Now Twitter's 'Report' Function Being Used To Disappear Complaint About GDPR Being Used To Disappear Public Court Document

We're in a situation where if you hand people tools to delete content they dislike, some percentage of people are going to abuse that.

Just recently we wrote about how a guy in France, Michael Francois Bujaldon, who had been sued in the US and accused of securities and real estate fraud, had apparently been using the GDPR’s right to be forgotten features to get the court docket about this lawsuit deleted from the web (in at least one case) or have his name removed from it (in the other). Our story focused on the situation with the website PlainSite, which is run by Aaron Greenspan and hosts tons of public court dockets. In our comments, it was interesting to note that at least one person seemed hellbent on trashing Greenspan. Greenspan and I have had our own differences throughout the years, and he has been a vocal critic of the way I’ve covered him in the past, but these comments seemed to go way over the line.

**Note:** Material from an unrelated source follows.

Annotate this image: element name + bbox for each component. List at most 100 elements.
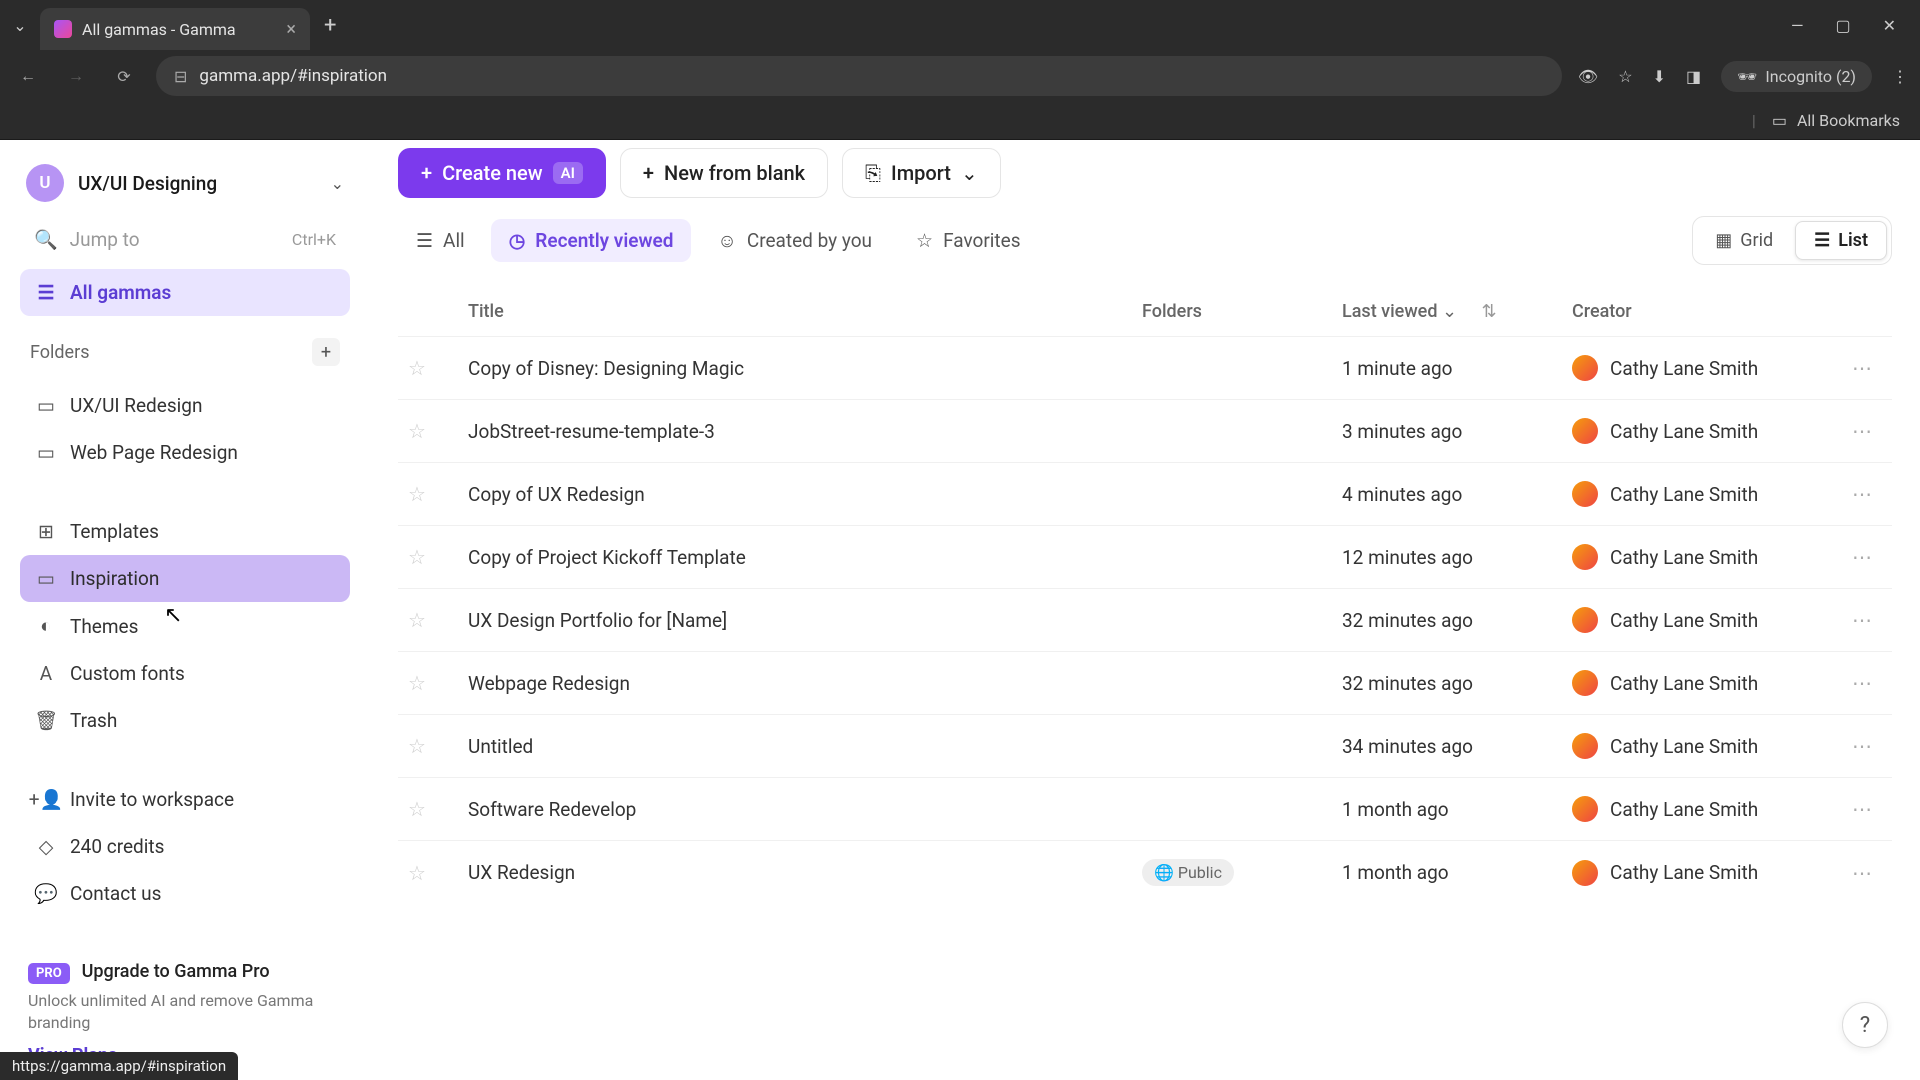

And now, Greenspan informs me that someone is trying to get his original tweet — which alerted me to this abuse of the GDPR to delete public documents — disappeared from the internet as well. On Wednesday morning Greenspan discovered that both his PlainSite Twitter account and his personal Twitter account were “limited” due to reports. It’s unclear why his personal account was limited, but Twitter told him that his original tweet about Bujaldon violated its rules on “posting personal information.”

It is difficult to see how a tweet that simply reads “French scam artist Michael Francois Bujaldon is using the GDPR to attempt to remove traces of his United States District Court case from the internet. He has already succeeded in compelling PacerMonitor to remove his case. We have 24 hours to respond” (and then links to the PlainSite docket) could possibly violate any Twitter rules, but the company told him he needed to delete the tweet in question:

Once again, we’re in a situation where if you hand people tools to delete content they dislike — whether it’s a DMCA takedown process, a GDPR “right to be forgotten” or a private platform’s “report abuse” button — some percentage of people are going to abuse that. And, as we’ve discussed many times, with the private platform decision making process involving overworked, underpaid workers who have to make determinations on each “report” with about 5 seconds to consider the report, many, many mistakes are going to be made. This is yet another one, and is yet another example of why we should be careful about giving people even more tools for deleting content.